Denn die beanstandeten Rechtsakte sehen nicht nur die EU, sondern auch in- und ausländische Kritiker der Regierung Orban in einem weiteren Zusammenhang. Ihrer Ansicht nach fügen sie sich in eine ganze Reihe von Maßnahmen - vom restriktiven Mediengesetz bis zur neuen, autoritäre Tendenzen aufweisenden Verfassung - ein, die die Demokratie und den Rechtsstaat in Ungarn aushöhlen.

Wahrscheinlich wird Orban früher oder später beim Notenbank-Gesetz nachgeben. Die wirklichen Abstriche wird er aber bei den Kreditverhandlungen mit IWF und EU machen müssen. Die beiden Institutionen werden ihm voraussichtlich neue Sparprogramme und die Beendigung investitionsfeindlicher Maßnahmen wie etwa die Sonderbesteuerung für ausländische Konzerne vorschreiben.

"Plan B" in petto

Orban führt seit seinem Amtsantritt 2010 einen "wirtschaftlichen Unabhängigkeitskampf" gegen das angeblich ausbeuterische Ausland. Jede Konzession in etwaigen Verhandlungen fügt der Glaubwürdigkeit seiner populistischen Politik eine Delle zu. Die Hälfte seiner Wähler von 2010 hat sich nach Meinungsumfragen schon von ihm abgewandt. Zwar sind sie noch nicht der parlamentarischen Opposition zugelaufen. Doch neue soziale und andere Protestbewegungen brachten in den vergangenen Monaten beträchtliche Menschenmengen auf die Straße.

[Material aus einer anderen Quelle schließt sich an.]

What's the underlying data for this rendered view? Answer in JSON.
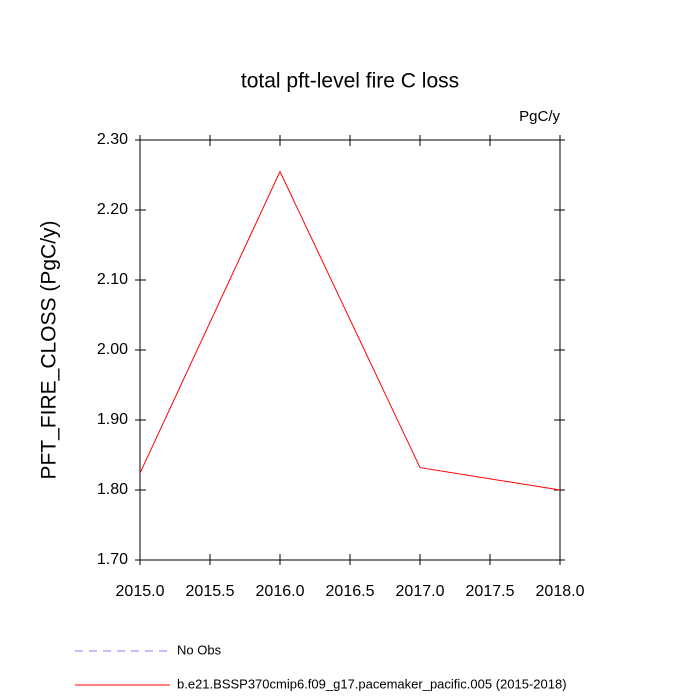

Gleichzeitig scheint Orban auch einen "Plan B" für den Fall des Scheiterns der IWF-EU-Verhandlungen vorzubereiten. Dieser dürfte vorsehen, dass die Regierung auf die stattlichen Devisenreserven der Nationalbank zugreift. Langfristig würde dies aber das Vertrauen der Investoren vollends zerstören und das Verhältnis zu den westlichen Partnern in eine Eiszeit führen. Jedenfalls heizen die Orban-nahen Medien jetzt schon die Stimmung gegen die EU und gegen die ausländische Presse an.

So titelte jüngst die Tageszeitung "Magyar Nemzet" in dicken Schlagzeilen: EU-Kommission verlangt Legalisierung der Schwulen-Ehe und Einstellung der Ermittlungen gegen Ferenc Gyurcsany als Vorbedingung für Kreditverhandlungen. Der ehemalige sozialistische Ministerpräsident wird des Machtmissbrauchs verdächtigt. Die Behauptung des Blattes war natürlich völlig aus der Luft gegriffen.